An ordinary Catholic and a science fiction and fantasy fan.

Monday, September 22, 2003

Cabell Complains of a Lack of Technology Filk



Ballad of Plagiary
by James Branch Cabell, from The Certain Hour




"Freres et matres, vous qui cultivez"
-- Paul Verville.



Hey, my masters, lords and brothers, ye that till the fields of rhyme,
Are ye deaf ye will not hearken to the clamor of your time?


Still ye blot and change and polish -- vary, heighten and transpose --
Old sonorous metres marching grandly to their tranquil close.


Ye have toiled and ye have fretted; ye attain perfected speech:
Ye have nothing new to utter and but platitudes to preach.


And your rhymes are all of loving, as within the old days when
Love was lord of the ascendant in the horoscopes of men.
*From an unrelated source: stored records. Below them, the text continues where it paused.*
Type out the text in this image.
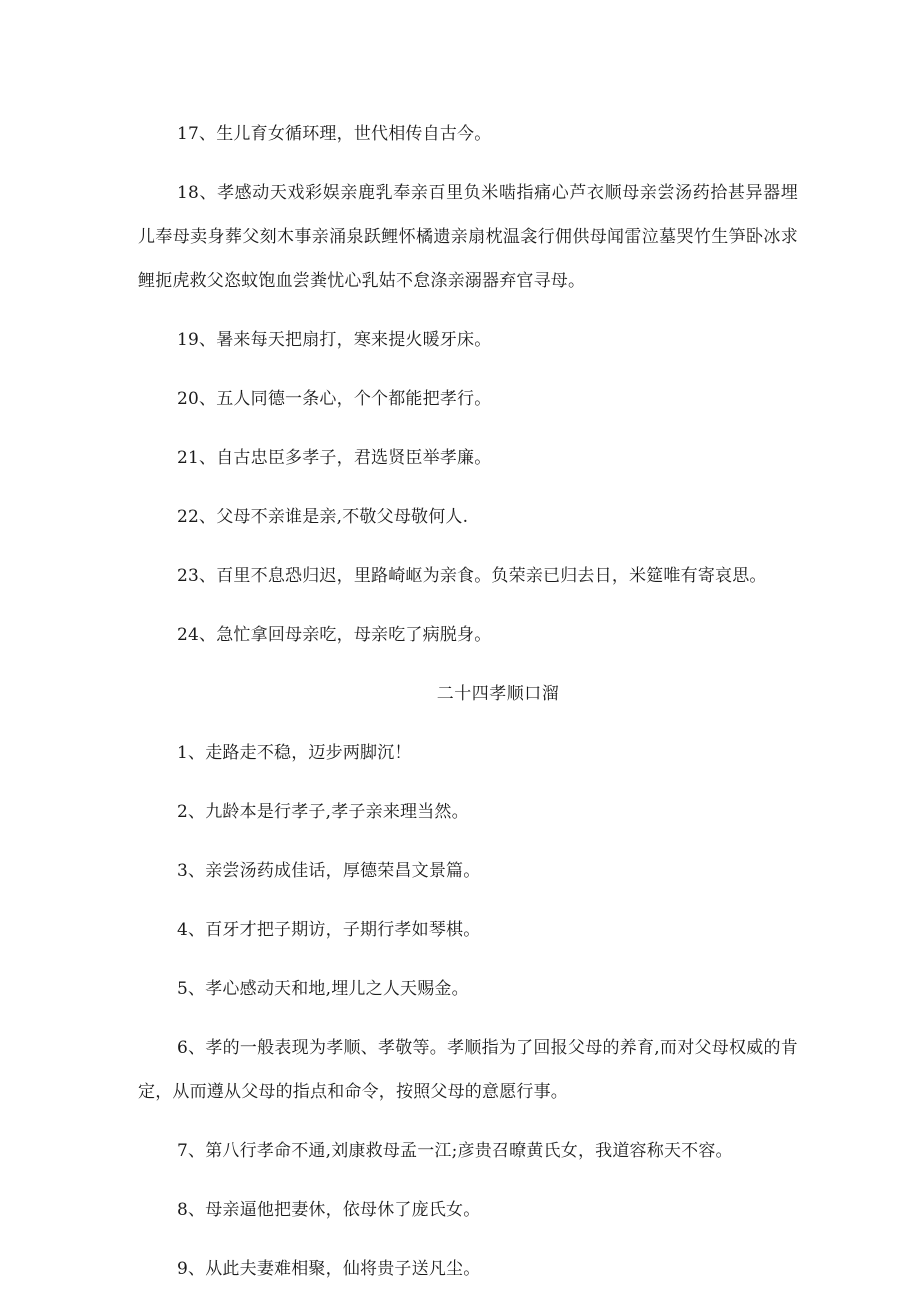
17、生儿育女循环理，世代相传自古今。

18、孝感动天戏彩娱亲鹿乳奉亲百里负米啮指痛心芦衣顺母亲尝汤药拾甚异器埋儿奉母卖身葬父刻木事亲涌泉跃鲤怀橘遗亲扇枕温衾行佣供母闻雷泣墓哭竹生笋卧冰求鲤扼虎救父恣蚊饱血尝粪忧心乳姑不怠涤亲溺器弃官寻母。

19、暑来每天把扇打，寒来提火暖牙床。

20、五人同德一条心，个个都能把孝行。

21、自古忠臣多孝子，君选贤臣举孝廉。

22、父母不亲谁是亲,不敬父母敬何人.

23、百里不息恐归迟，里路崎岖为亲食。负荣亲已归去日，米筵唯有寄哀思。

24、急忙拿回母亲吃，母亲吃了病脱身。

二十四孝顺口溜

1、走路走不稳，迈步两脚沉！

2、九龄本是行孝子,孝子亲来理当然。

3、亲尝汤药成佳话，厚德荣昌文景篇。

4、百牙才把子期访，子期行孝如琴棋。

5、孝心感动天和地,埋儿之人天赐金。

6、孝的一般表现为孝顺、孝敬等。孝顺指为了回报父母的养育,而对父母权威的肯定，从而遵从父母的指点和命令，按照父母的意愿行事。

7、第八行孝命不通,刘康救母孟一江;彦贵召暸黄氏女，我道容称天不容。

8、母亲逼他把妻休，依母休了庞氏女。

9、从此夫妻难相聚，仙将贵子送凡尘。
Still ye make of love the utmost end and scope of all your art;
And, more blind than he you write of, note not what a modest part


Loving now may claim in living, when we have scant time to spare,
Who are plundering the sea-depths, taking tribute of the air, --


Whilst the sun makes pictures for us; since to-day, for good or ill,
Earth and sky and sea are harnessed, and the lightnings work our will.


Hey, my masters, all these love-songs by dust-hidden mouths were sung
That ye mimic and re-echo with an artful-artless tongue, --

Sung by poets close to nature, free to touch her garments' hem
Whom to-day ye know not truly; for ye only copy them.


Them ye copy -- copy always, with your backs turned to the sun,
Caring not what man is doing, noting that which man has done.


We are talking over telephones, as Shakespeare could not talk;
We are riding out in motor-cars where Homer had to walk;


And pictures Dante labored on of mediaeval Hell
The nearest cinematograph paints quicker, and as well.



But ye copy, copy always; -- and ye marvel when ye find
This new beauty, that new meaning, -- while a model stands behind,


Waiting, young and fair as ever, till some singer turn and trace
Something of the deathless wonder of life lived in any place.


Hey, my masters, turn from piddling to the turmoil and the strife!
Cease from sonneting, my brothers; let us fashion songs from life.


Thus I wrote ere Percie passed me. . . . Then did I epitomize
All life's beauty in one poem, and make haste to eulogize
Quite the fairest thing life boasts of, for I wrote of Percie's eyes.